Purkiss gazed at the camera, as did Vale. Grabasov waited for more.

After a full twenty seconds, the picture snapped off.

Grabasov turned off the computer and sat back in his chair.

He thought:
Quentin. You clever, devious bastard
.

But you’re not clever enough.

He smiled into the darkness.

Twenty-five

––––––––

T
he Ferryman took up a position next to a group of young women laden with bags from what looked like designer clothes shops. They were locals, the women, and they chattered with the spirited abandon of close friends enjoying a Saturday post-payday spree.

He was dressed in an unthreatening suit with a collar and no tie. A middle manager, perhaps, who’d finished a weekend morning shift and was heading home, cheap briefcase hanging from his hand.
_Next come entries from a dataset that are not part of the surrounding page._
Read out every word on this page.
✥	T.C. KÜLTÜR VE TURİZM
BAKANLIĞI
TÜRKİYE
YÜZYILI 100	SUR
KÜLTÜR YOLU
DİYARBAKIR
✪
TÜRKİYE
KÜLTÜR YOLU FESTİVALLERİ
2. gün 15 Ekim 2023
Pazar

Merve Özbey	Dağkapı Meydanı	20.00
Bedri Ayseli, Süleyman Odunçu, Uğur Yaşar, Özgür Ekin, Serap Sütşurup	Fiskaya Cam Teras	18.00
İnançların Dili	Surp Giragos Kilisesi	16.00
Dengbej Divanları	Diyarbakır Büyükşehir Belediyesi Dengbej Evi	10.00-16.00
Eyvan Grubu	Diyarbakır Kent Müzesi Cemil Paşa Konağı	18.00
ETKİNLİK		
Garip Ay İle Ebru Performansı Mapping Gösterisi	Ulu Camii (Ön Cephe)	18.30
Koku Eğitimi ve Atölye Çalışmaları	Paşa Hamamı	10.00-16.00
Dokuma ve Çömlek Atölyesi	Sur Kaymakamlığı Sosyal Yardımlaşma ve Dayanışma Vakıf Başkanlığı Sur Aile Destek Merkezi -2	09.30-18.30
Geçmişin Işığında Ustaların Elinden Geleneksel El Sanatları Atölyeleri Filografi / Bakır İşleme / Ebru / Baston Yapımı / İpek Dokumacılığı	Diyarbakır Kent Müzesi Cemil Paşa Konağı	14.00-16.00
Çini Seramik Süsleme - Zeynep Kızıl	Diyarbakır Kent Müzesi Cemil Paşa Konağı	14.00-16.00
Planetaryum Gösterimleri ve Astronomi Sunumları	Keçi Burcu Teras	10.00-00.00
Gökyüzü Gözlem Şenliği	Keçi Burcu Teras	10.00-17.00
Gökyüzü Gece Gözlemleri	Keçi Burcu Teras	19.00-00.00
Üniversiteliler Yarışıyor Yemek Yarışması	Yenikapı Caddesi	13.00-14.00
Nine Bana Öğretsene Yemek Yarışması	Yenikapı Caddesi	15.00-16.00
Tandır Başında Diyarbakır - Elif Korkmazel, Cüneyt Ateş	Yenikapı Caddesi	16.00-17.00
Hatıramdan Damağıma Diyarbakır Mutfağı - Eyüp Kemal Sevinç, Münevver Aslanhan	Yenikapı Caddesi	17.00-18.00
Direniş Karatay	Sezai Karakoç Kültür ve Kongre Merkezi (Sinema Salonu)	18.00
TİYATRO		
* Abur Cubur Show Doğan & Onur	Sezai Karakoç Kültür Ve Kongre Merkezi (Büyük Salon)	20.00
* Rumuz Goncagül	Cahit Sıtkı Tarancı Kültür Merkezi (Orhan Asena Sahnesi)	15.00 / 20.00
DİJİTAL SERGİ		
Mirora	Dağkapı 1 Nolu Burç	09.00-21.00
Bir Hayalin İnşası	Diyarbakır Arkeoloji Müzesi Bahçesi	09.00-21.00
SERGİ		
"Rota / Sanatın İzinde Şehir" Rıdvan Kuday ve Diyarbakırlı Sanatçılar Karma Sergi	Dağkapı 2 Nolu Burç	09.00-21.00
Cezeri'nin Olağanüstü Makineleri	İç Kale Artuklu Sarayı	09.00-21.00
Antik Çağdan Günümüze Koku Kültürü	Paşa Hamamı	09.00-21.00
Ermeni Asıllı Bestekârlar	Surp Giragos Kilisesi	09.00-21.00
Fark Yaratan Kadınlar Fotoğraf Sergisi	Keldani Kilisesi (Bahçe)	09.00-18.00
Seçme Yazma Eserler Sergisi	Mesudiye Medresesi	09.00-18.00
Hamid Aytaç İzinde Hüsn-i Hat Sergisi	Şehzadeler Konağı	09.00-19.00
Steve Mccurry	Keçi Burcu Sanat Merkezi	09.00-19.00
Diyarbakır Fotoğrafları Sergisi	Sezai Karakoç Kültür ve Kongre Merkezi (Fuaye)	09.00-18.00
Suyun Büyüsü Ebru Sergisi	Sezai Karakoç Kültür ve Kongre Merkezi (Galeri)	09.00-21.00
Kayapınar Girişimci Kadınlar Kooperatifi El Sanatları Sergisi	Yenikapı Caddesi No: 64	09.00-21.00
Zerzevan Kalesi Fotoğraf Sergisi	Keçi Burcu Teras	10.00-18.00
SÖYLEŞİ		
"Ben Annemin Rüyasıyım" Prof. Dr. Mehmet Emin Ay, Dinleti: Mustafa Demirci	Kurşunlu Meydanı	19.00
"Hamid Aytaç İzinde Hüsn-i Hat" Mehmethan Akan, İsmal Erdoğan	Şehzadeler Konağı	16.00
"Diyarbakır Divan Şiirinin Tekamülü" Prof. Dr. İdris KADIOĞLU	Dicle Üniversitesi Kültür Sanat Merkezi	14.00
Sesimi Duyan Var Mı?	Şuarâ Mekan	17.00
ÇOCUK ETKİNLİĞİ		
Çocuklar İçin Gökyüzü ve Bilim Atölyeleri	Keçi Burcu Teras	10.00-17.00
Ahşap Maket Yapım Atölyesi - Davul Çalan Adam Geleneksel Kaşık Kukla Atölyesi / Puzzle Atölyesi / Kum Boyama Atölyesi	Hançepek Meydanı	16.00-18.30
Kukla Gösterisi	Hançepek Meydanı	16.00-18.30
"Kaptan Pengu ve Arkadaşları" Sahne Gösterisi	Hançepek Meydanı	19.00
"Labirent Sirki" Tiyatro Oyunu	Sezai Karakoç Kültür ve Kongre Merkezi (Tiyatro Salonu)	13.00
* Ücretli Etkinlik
The digital display above the platform gave the time as 13:48, and the arrival time of the next train as three minutes from now.

The train pulled in on time, hissing to a halt. Delatour allowed the women to step in ahead of him, before entering and choosing a seat next to the aisle. It left a seat free beside him, adjacent to the window. He placed the briefcase on this second seat.

Across from him were a middle-aged couple, the man gazing out the window at the wall of the tunnel, the woman engrossed in a paperback book.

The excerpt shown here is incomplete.